Fitting into Chicago’s ideal cap number would push Anthony’s paycheck down considerably; without stripping themselves of Noah, Gibson, Derrick Rose, Jimmy Butler, Mike Dunleavy, Tony Snell and a few others, the Bulls might only be able to offer $11 million or $12 million in starting pay, building out to about $52 million over four years. That’s even a steep discount from approximately $95 million over four if he maxes out with a new team.
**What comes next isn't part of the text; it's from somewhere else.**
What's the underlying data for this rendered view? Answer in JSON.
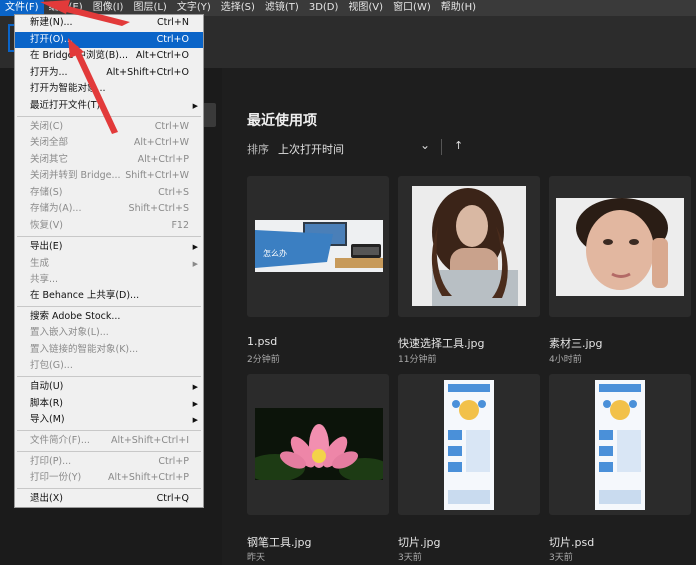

An insult? No, because Anthony would be getting while giving. He’d be getting the best possible cast of teammates, into which he could air-drop as the primary scorer. He’d be getting a fresh start in a market poised to adore him for what he might bring. He’d be getting one of the league’s most respected and resource coaches, Tom Thibodeau, who engenders blood loyalty in his locker room (if not his front office).
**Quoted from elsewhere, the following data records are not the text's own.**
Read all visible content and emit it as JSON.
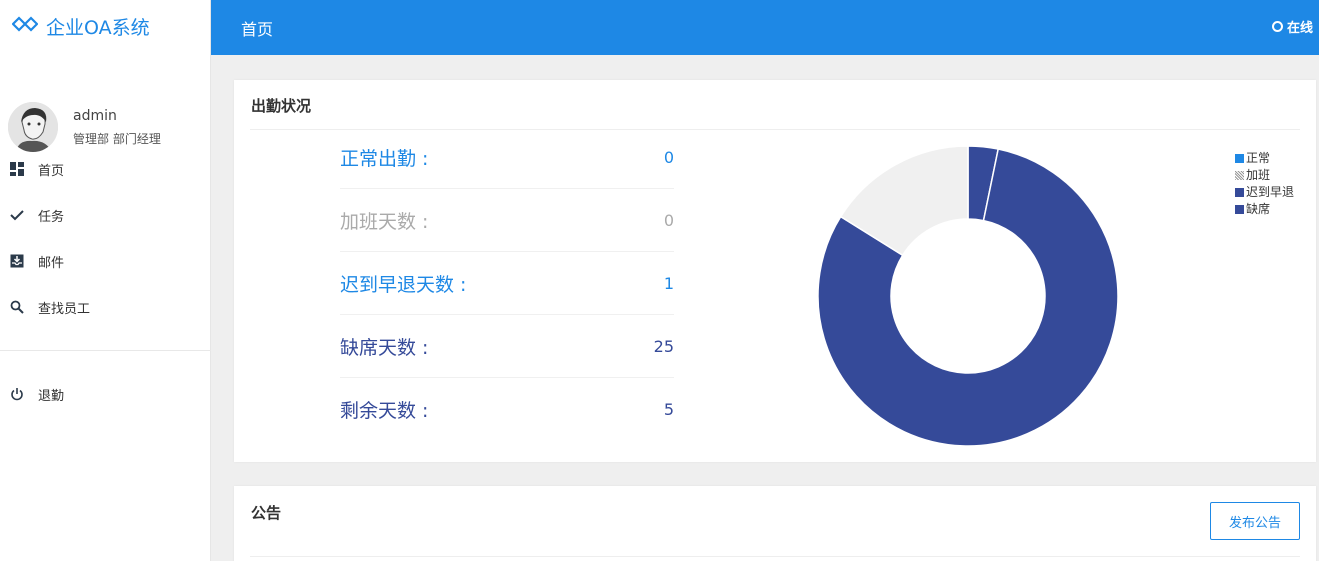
{
  "brand": {
    "title": "企业OA系统",
    "color": "#1e88e5"
  },
  "user": {
    "name": "admin",
    "role": "管理部 部门经理"
  },
  "nav": {
    "items": [
      {
        "label": "首页",
        "icon": "dashboard-icon"
      },
      {
        "label": "任务",
        "icon": "check-icon"
      },
      {
        "label": "邮件",
        "icon": "inbox-icon"
      },
      {
        "label": "查找员工",
        "icon": "search-icon"
      }
    ],
    "logout": {
      "label": "退勤",
      "icon": "power-icon"
    }
  },
  "header": {
    "title": "首页",
    "status": "在线"
  },
  "attendance": {
    "title": "出勤状况",
    "stats": [
      {
        "label": "正常出勤 :",
        "value": "0",
        "color": "#1e88e5"
      },
      {
        "label": "加班天数 :",
        "value": "0",
        "color": "#aaaaaa"
      },
      {
        "label": "迟到早退天数 :",
        "value": "1",
        "color": "#1e88e5"
      },
      {
        "label": "缺席天数 :",
        "value": "25",
        "color": "#354a99"
      },
      {
        "label": "剩余天数 :",
        "value": "5",
        "color": "#354a99"
      }
    ]
  },
  "chart_data": {
    "type": "pie",
    "donut": true,
    "categories": [
      "正常",
      "加班",
      "迟到早退",
      "缺席",
      "剩余"
    ],
    "values": [
      0,
      0,
      1,
      25,
      5
    ],
    "colors": [
      "#1e88e5",
      "#cccccc",
      "#354a99",
      "#354a99",
      "#f0f0f0"
    ],
    "legend": [
      "正常",
      "加班",
      "迟到早退",
      "缺席"
    ],
    "legend_placement": "top-right"
  },
  "notice": {
    "title": "公告",
    "button": "发布公告"
  }
}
There would also be a bonus benefit of Anthony accepting a much lower offer, as in, money, meet mouth. If he prefers to max out financially, then he’s tracking a vastly different scoreboard than James, Kobe Bryant or Kevin Durant. But no team should prostrate itself at that particular altar for him, least of all the Bulls. I’ve already gone on record that his and their cultures, at any price, would mix about as well as brown shoes and tuxedos or, y’know, Mike D’Antoni and Dwight Howard.
If, on the other hand, Anthony truly wants a title, he in essence could buy an enhanced path to one by making sure the roster he joins is the strongest possible. That’s how four years, $52 million, compared to five years, $129 million, can literally have a better ring to it.